Bacula-users

Re: [Bacula-users] [Bacula-devel] Load slots timeout

2014-11-10 11:25:42
Subject: Re: [Bacula-users] [Bacula-devel] Load slots timeout
From: Kern Sibbald <kern AT sibbald DOT com>
To: Andrey Chebotarev <a AT 525 DOT su>, heitor AT bacula.com DOT br
Date: Mon, 10 Nov 2014 17:22:35 +0100
There is no need to modify the code.  Just modify the bacula-sd.conf file.  It is much easier.

Best regards,
Kern

On 11/10/2014 04:14 PM, Andrey Chebotarev wrote:
I've modified and recompiled, waiting for result till next drive cleaning...

Probably that's it:

stored/stored_conf.c:

   {"maximumchangerwait",    store_time,   ITEM(res_dev.max_changer_wait), 0, ITEM_DEFAULT, 5 * 60},


Here example what's going on.
Job logs:

31-Oct 12:35 baculasrv-dir JobId 10967: Start Backup JobId 10967, Job=StorwizeBSRVData2BJob1.2014-10-31_12.35.06_34
31-Oct 12:35 baculasrv-dir JobId 10967: Recycled volume "346AAJL6"
31-Oct 12:35 baculasrv-dir JobId 10967: Using Device "IBM_TS3200_2_drive1" to write.
31-Oct 12:35 baculasrv-sd JobId 10967: 3307 Issuing autochanger "unload slot 46, drive 1" command.
31-Oct 12:36 baculasrv-sd JobId 10967: 3304 Issuing autochanger "load slot 12, drive 1" command.
31-Oct 12:36 baculasrv-sd JobId 10967: 3305 Autochanger "load slot 12, drive 1", status is OK.
31-Oct 12:36 baculasrv-sd JobId 10967: Recycled volume "346AAJL6" on device "IBM_TS3200_2_drive1" (/dev/nst0), all previous data lost.
31-Oct 12:36 baculasrv-dir JobId 10967: Max Volume jobs=1 exceeded. Marking Volume "346AAJL6" as Used.
31-Oct 23:25 baculasrv-sd JobId 10967: End of Volume "346AAJL6" at 2555:8545 on device "IBM_TS3200_2_drive1" (/dev/nst0). Write of 64512 bytes got -1.
31-Oct 23:25 baculasrv-sd JobId 10967: Re-read of last block succeeded.
31-Oct 23:25 baculasrv-sd JobId 10967: End of medium on Volume "346AAJL6" Bytes=2,555,387,735,040 Blocks=39,611,044 at 31-Oct-2014 23:25.
31-Oct 23:25 baculasrv-sd JobId 10967: 3307 Issuing autochanger "unload slot 12, drive 1" command.
31-Oct 23:28 baculasrv-dir JobId 10967: Recycled volume "349AAJL6"
31-Oct 23:28 baculasrv-sd JobId 10967: 3304 Issuing autochanger "load slot 34, drive 1" command.
31-Oct 23:28 baculasrv-sd JobId 10967: 3305 Autochanger "load slot 34, drive 1", status is OK.
31-Oct 23:28 baculasrv-sd JobId 10967: Recycled volume "349AAJL6" on device "IBM_TS3200_2_drive1" (/dev/nst0), all previous data lost.
31-Oct 23:28 baculasrv-dir JobId 10967: Max Volume jobs=1 exceeded.

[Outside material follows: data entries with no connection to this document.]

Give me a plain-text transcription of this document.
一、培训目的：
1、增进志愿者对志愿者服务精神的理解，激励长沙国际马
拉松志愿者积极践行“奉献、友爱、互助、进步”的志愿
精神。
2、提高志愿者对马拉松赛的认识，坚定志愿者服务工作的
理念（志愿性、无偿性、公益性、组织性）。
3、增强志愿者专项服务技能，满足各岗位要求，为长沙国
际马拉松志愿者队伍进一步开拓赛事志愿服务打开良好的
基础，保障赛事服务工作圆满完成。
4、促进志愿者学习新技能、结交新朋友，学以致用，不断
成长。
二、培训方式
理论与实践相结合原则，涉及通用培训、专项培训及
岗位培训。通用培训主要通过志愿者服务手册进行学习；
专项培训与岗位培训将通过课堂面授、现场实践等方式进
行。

Marking Volume "349AAJL6" as Used.
31-Oct 23:28 baculasrv-sd JobId 10967: New volume "349AAJL6" mounted on device "IBM_TS3200_2_drive1" (/dev/nst0) at 31-Oct-2014 23:28.
01-Nov 10:25 baculasrv-sd JobId 10967: End of Volume "349AAJL6" at 2541:9287 on device "IBM_TS3200_2_drive1" (/dev/nst0). Write of 64512 bytes got -1.
01-Nov 10:25 baculasrv-sd JobId 10967: Re-read of last block succeeded.
01-Nov 10:25 baculasrv-sd JobId 10967: End of medium on Volume "349AAJL6" Bytes=2,541,436,498,944 Blocks=39,394,786 at 01-Nov-2014 10:25.
01-Nov 10:25 baculasrv-sd JobId 10967: 3307 Issuing autochanger "unload slot 34, drive 1" command.
01-Nov 10:27 baculasrv-dir JobId 10967: Recycled volume "225AAAL6"
01-Nov 10:27 baculasrv-sd JobId 10967: 3304 Issuing autochanger "load slot 3, drive 1" command.
01-Nov 10:28 baculasrv-sd JobId 10967: 3305 Autochanger "load slot 3, drive 1", status is OK.
01-Nov 10:28 baculasrv-sd JobId 10967: Recycled volume "225AAAL6" on device "IBM_TS3200_2_drive1" (/dev/nst0), all previous data lost.
01-Nov 10:28 baculasrv-dir JobId 10967: Max Volume jobs=1 exceeded. Marking Volume "225AAAL6" as Used.
01-Nov 10:28 baculasrv-sd JobId 10967: New volume "225AAAL6" mounted on device "IBM_TS3200_2_drive1" (/dev/nst0) at 01-Nov-2014 10:28.
01-Nov 23:20 baculasrv-sd JobId 10967: End of Volume "225AAAL6" at 2652:7176 on device "IBM_TS3200_2_drive1" (/dev/nst0). Write of 64512 bytes got -1.
01-Nov 23:20 baculasrv-sd JobId 10967: Re-read of last block succeeded.
01-Nov 23:20 baculasrv-sd JobId 10967: End of medium on Volume "225AAAL6" Bytes=2,652,293,210,112 Blocks=41,113,175 at 01-Nov-2014 23:20.
01-Nov 23:20 baculasrv-sd JobId 10967: 3307 Issuing autochanger "unload slot 3, drive 1" command.
01-Nov 23:22 baculasrv-dir JobId 10967: Recycled volume "345AAJL6"
01-Nov 23:22 baculasrv-sd JobId 10967: 3304 Issuing autochanger "load slot 11, drive 1" command.
01-Nov 23:23 baculasrv-sd JobId 10967: 3305 Autochanger "load slot 11, drive 1", status is OK.
01-Nov 23:23 baculasrv-sd JobId 10967: Recycled volume "345AAJL6" on device "IBM_TS3200_2_drive1" (/dev/nst0), all previous data lost.
01-Nov 23:23 baculasrv-dir JobId 10967: Max Volume jobs=1 exceeded. Marking Volume "345AAJL6" as Used.
01-Nov 23:23 baculasrv-sd JobId 10967: New volume "345AAJL6" mounted on device "IBM_TS3200_2_drive1" (/dev/nst0) at 01-Nov-2014 23:23.
02-Nov 10:21 baculasrv-sd JobId 10967: End of Volume "345AAJL6" at 2554:12632 on device "IBM_TS3200_2_drive1" (/dev/nst0). Write of 64512 bytes got -1.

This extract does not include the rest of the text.